LONDRES, 1998
No lograba acostumbrarme a los chirridos de la Northern Line. Los londinenses la apodan miserable, y llevan razón, porque lo es. Vi fundirse la cola del vagón en un túnel muy negro. Me quedé sola, con el alter ego que viaja dentro, y toneladas de mugre. Mugre en las paredes, y flotando en el aire, y corriendo entre los túneles. Sólo un momento y se llenaría el andén del metro con un tropel variopinto de gente. Unos amanecían para sumirse en lo más oscuro: gentes de vida nocturna. Otros volvíamos a casa a dormir el día. Posiblemente era sábado.
Dejaba atrás una aventura, de esas únicas: pasa un tren por tu vida y lo tomas o lo dejas; basta. Trataba de saborear la alegría, el placer de haber hecho el payaso. Necesitaba tiempo y soledad, pero la muchedumbre ya había surgido, infinita, distinta, un espejo de Babel. Y aunque dicen que en el metro de Londres nadie se inmuta, ni con un elefante, muchos miraban mi aspecto cómico. Vestía de muñeca, con falda de volantes, camisa anudada en la cintura, una peluca con rizos negros, y dos brochazos rojos en las mejillas. Trataba de sonreír, por si hubiera todavía un niño.

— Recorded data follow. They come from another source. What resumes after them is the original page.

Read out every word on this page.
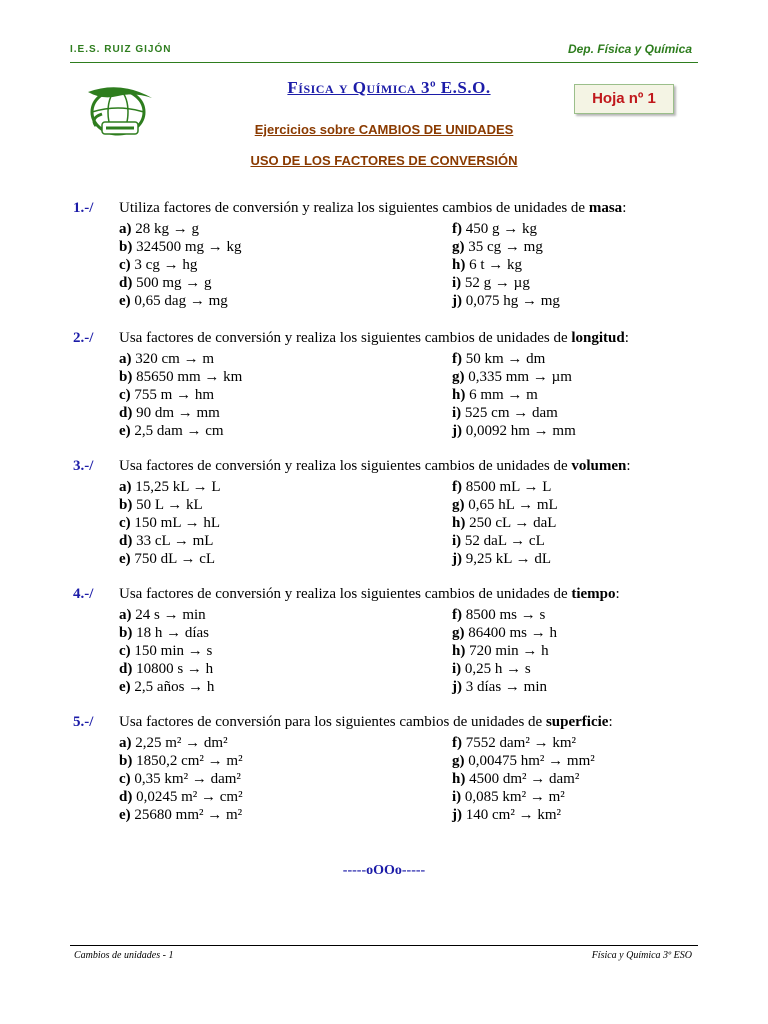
I.E.S. RUIZ GIJÓN	Dep. Física y Química
Física y Química 3º E.S.O.
Hoja nº 1
Ejercicios sobre CAMBIOS DE UNIDADES
USO DE LOS FACTORES DE CONVERSIÓN
1.-/ Utiliza factores de conversión y realiza los siguientes cambios de unidades de masa:
a) 28 kg → g
b) 324500 mg → kg
c) 3 cg → hg
d) 500 mg → g
e) 0,65 dag → mg
f) 450 g → kg
g) 35 cg → mg
h) 6 t → kg
i) 52 g → µg
j) 0,075 hg → mg
2.-/ Usa factores de conversión y realiza los siguientes cambios de unidades de longitud:
a) 320 cm → m
b) 85650 mm → km
c) 755 m → hm
d) 90 dm → mm
e) 2,5 dam → cm
f) 50 km → dm
g) 0,335 mm → µm
h) 6 mm → m
i) 525 cm → dam
j) 0,0092 hm → mm
3.-/ Usa factores de conversión y realiza los siguientes cambios de unidades de volumen:
a) 15,25 kL → L
b) 50 L → kL
c) 150 mL → hL
d) 33 cL → mL
e) 750 dL → cL
f) 8500 mL → L
g) 0,65 hL → mL
h) 250 cL → daL
i) 52 daL → cL
j) 9,25 kL → dL
4.-/ Usa factores de conversión y realiza los siguientes cambios de unidades de tiempo:
a) 24 s → min
b) 18 h → días
c) 150 min → s
d) 10800 s → h
e) 2,5 años → h
f) 8500 ms → s
g) 86400 ms → h
h) 720 min → h
i) 0,25 h → s
j) 3 días → min
5.-/ Usa factores de conversión para los siguientes cambios de unidades de superficie:
a) 2,25 m² → dm²
b) 1850,2 cm² → m²
c) 0,35 km² → dam²
d) 0,0245 m² → cm²
e) 25680 mm² → m²
f) 7552 dam² → km²
g) 0,00475 hm² → mm²
h) 4500 dm² → dam²
i) 0,085 km² → m²
j) 140 cm² → km²
-----oOOo-----
Cambios de unidades - 1	Física y Química 3º ESO
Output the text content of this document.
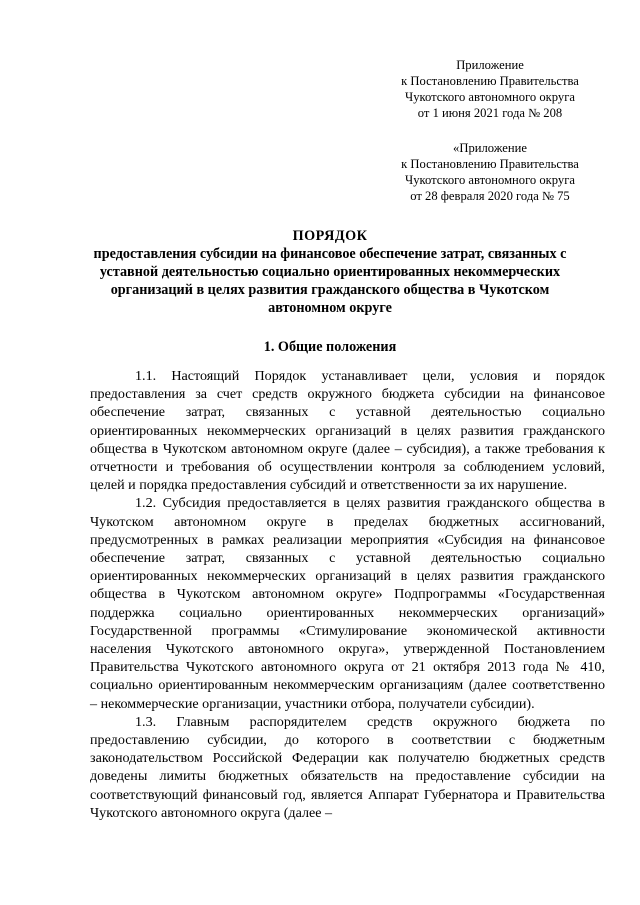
Приложение
к Постановлению Правительства
Чукотского автономного округа
от 1 июня 2021 года № 208
«Приложение
к Постановлению Правительства
Чукотского автономного округа
от 28 февраля 2020 года № 75
ПОРЯДОК
предоставления субсидии на финансовое обеспечение затрат, связанных с
уставной деятельностью социально ориентированных некоммерческих
организаций в целях развития гражданского общества в Чукотском
автономном округе
1. Общие положения

1.1. Настоящий Порядок устанавливает цели, условия и порядок предоставления за счет средств окружного бюджета субсидии на финансовое обеспечение затрат, связанных с уставной деятельностью социально ориентированных некоммерческих организаций в целях развития гражданского общества в Чукотском автономном округе (далее – субсидия), а также требования к отчетности и требования об осуществлении контроля за соблюдением условий, целей и порядка предоставления субсидий и ответственности за их нарушение.

1.2. Субсидия предоставляется в целях развития гражданского общества в Чукотском автономном округе в пределах бюджетных ассигнований, предусмотренных в рамках реализации мероприятия «Субсидия на финансовое обеспечение затрат, связанных с уставной деятельностью социально ориентированных некоммерческих организаций в целях развития гражданского общества в Чукотском автономном округе» Подпрограммы «Государственная поддержка социально ориентированных некоммерческих организаций» Государственной программы «Стимулирование экономической активности населения Чукотского автономного округа», утвержденной Постановлением Правительства Чукотского автономного округа от 21 октября 2013 года № 410, социально ориентированным некоммерческим организациям (далее соответственно – некоммерческие организации, участники отбора, получатели субсидии).

1.3. Главным распорядителем средств окружного бюджета по предоставлению субсидии, до которого в соответствии с бюджетным законодательством Российской Федерации как получателю бюджетных средств доведены лимиты бюджетных обязательств на предоставление субсидии на соответствующий финансовый год, является Аппарат Губернатора и Правительства Чукотского автономного округа (далее –
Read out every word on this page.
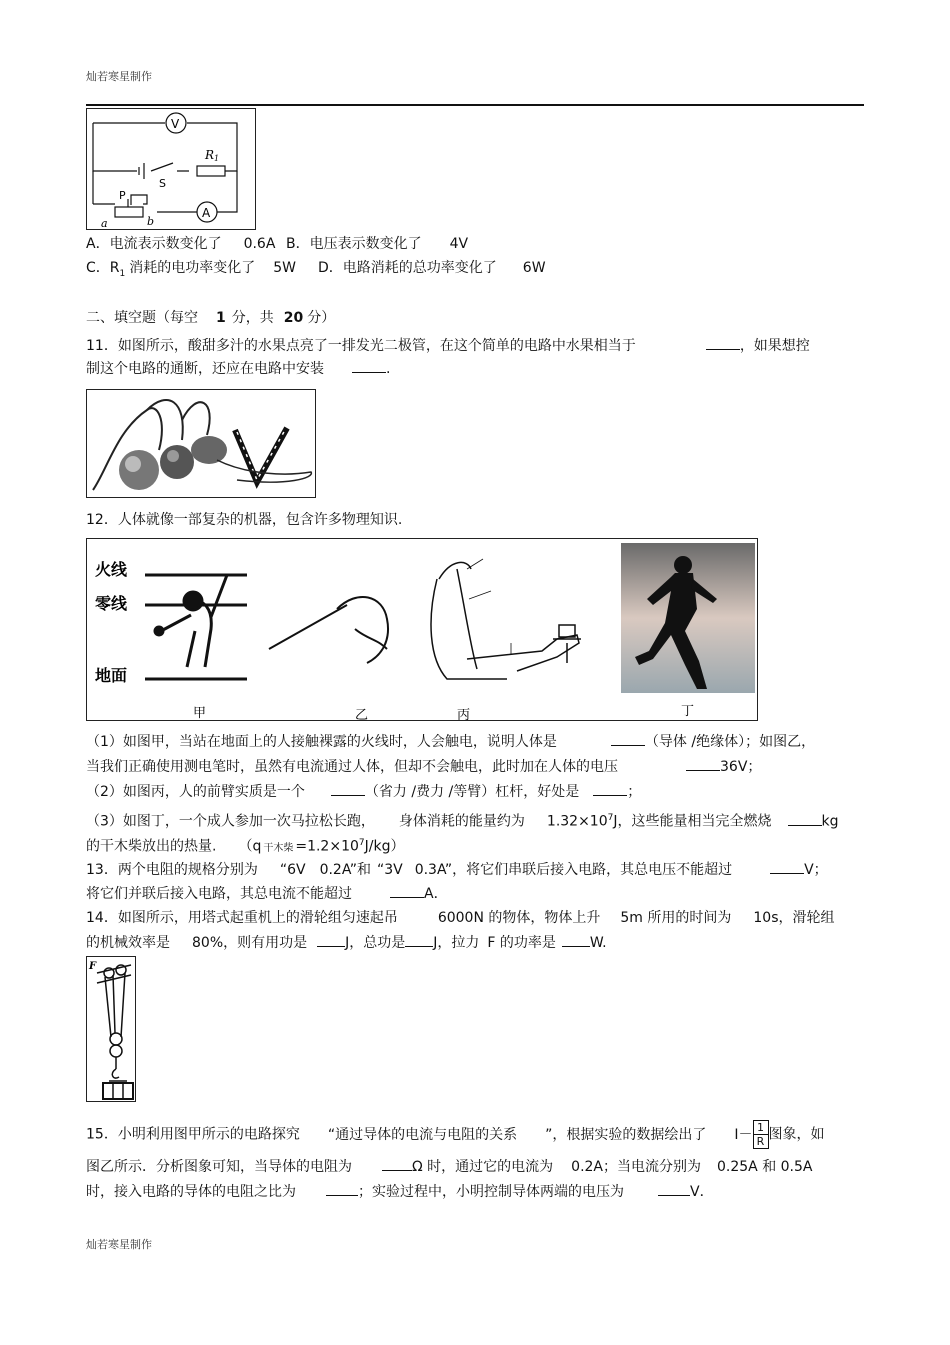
灿若寒星制作
V
A
R1
S
P
a	b
A．电流表示数变化了 0.6A B．电压表示数变化了 4V
C．$R_1$ 消耗的电功率变化了 5W D．电路消耗的总功率变化了 6W
二、填空题（每空 1 分，共 20 分）
11．如图所示，酸甜多汁的水果点亮了一排发光二极管，在这个简单的电路中水果相当于	，如果想控
制这个电路的通断，还应在电路中安装	.
12．人体就像一部复杂的机器，包含许多物理知识.
火线
零线
地面
甲	乙	丙	丁
（1）如图甲，当站在地面上的人接触裸露的火线时，人会触电，说明人体是	（导体 /绝缘体）；如图乙，
当我们正确使用测电笔时，虽然有电流通过人体，但却不会触电，此时加在人体的电压	36V；
（2）如图丙，人的前臂实质是一个	（省力 /费力 /等臂）杠杆，好处是	；
（3）如图丁，一个成人参加一次马拉松长跑， 身体消耗的能量约为 $1.32\times 10^7J$，这些能量相当完全燃烧	kg
的干木柴放出的热量. （q 干木柴 $=1.2\times 10^7J/kg$）
13．两个电阻的规格分别为 “6V 0.2A”和 “3V 0.3A”，将它们串联后接入电路，其总电压不能超过	V；
将它们并联后接入电路，其总电流不能超过	A．
14．如图所示，用塔式起重机上的滑轮组匀速起吊	6000N 的物体，物体上升 5m 所用的时间为 10s，滑轮组
的机械效率是 80%，则有用功是	J，总功是 J，拉力 F 的功率是 W.
F
15．小明利用图甲所示的电路探究 “通过导体的电流与电阻的关系 ”，根据实验的数据绘出了 $I- \frac{1}{R}$ 图象，如
图乙所示．分析图象可知，当导体的电阻为	Ω 时，通过它的电流为 0.2A；当电流分别为 0.25A 和 0.5A
时，接入电路的导体的电阻之比为	；实验过程中，小明控制导体两端的电压为	V．
灿若寒星制作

Sólo unos minutos antes, había jugado a hacer mimo en Covent Garden. Quieta, totalmente quieta, en uno de los mercados más poéticos del mundo, vi desfilar ante mi mirada, aparentemente inmóvil, toda clase de hombres. Se oía un arpa, y el bullir de la multitud. Enseguida apareció un niño. Y luego otro; decenas. Tiraban su penique y esperaban que la muñeca moviera un pie, un ojo, algo que les demostrara que no era de piedra. Entonces ella los miraba, los alzaba al vuelo y les besaba en una mejilla. Eran árabes, y british, y judíos y… de cualquier lugar. Todos igualmente dóciles a la emoción, ingenuos, felices. Para ellos no estabas haciendo el payaso. Definitely wonderful. Y hubiera permanecido allí siglos, inmortal, como Peter Pan en Hide Park, provocando ilusiones a los más pequeños. Pero el Big Ben seguía consumiendo segundos, y era tarde.
Cuando el andén rebosaba humanidad, llegó otro tube con su eterno chirrido. Pensé si estas aventuras no son un privilegio reservado al extranjero. Sí, sólo está permitido a quien carraspea con el aire al respirar. Al que ha sentido la angustia del mudo. Y, soñando ser de la tierra, va de turista-24horas. Al que se le resbala el ánimo por el suelo de la big City y siente extrañas unas costumbres centenarias. A quien acaricia de noche el pasaporte, en el que ha escrito el teléfono del primer amigo. Y sólo sueña con la patria chica. O con hacer mimo una tarde de verano disfrutando de los niños, que son iguales de polo a polo: llevan la piel de Dios. Really.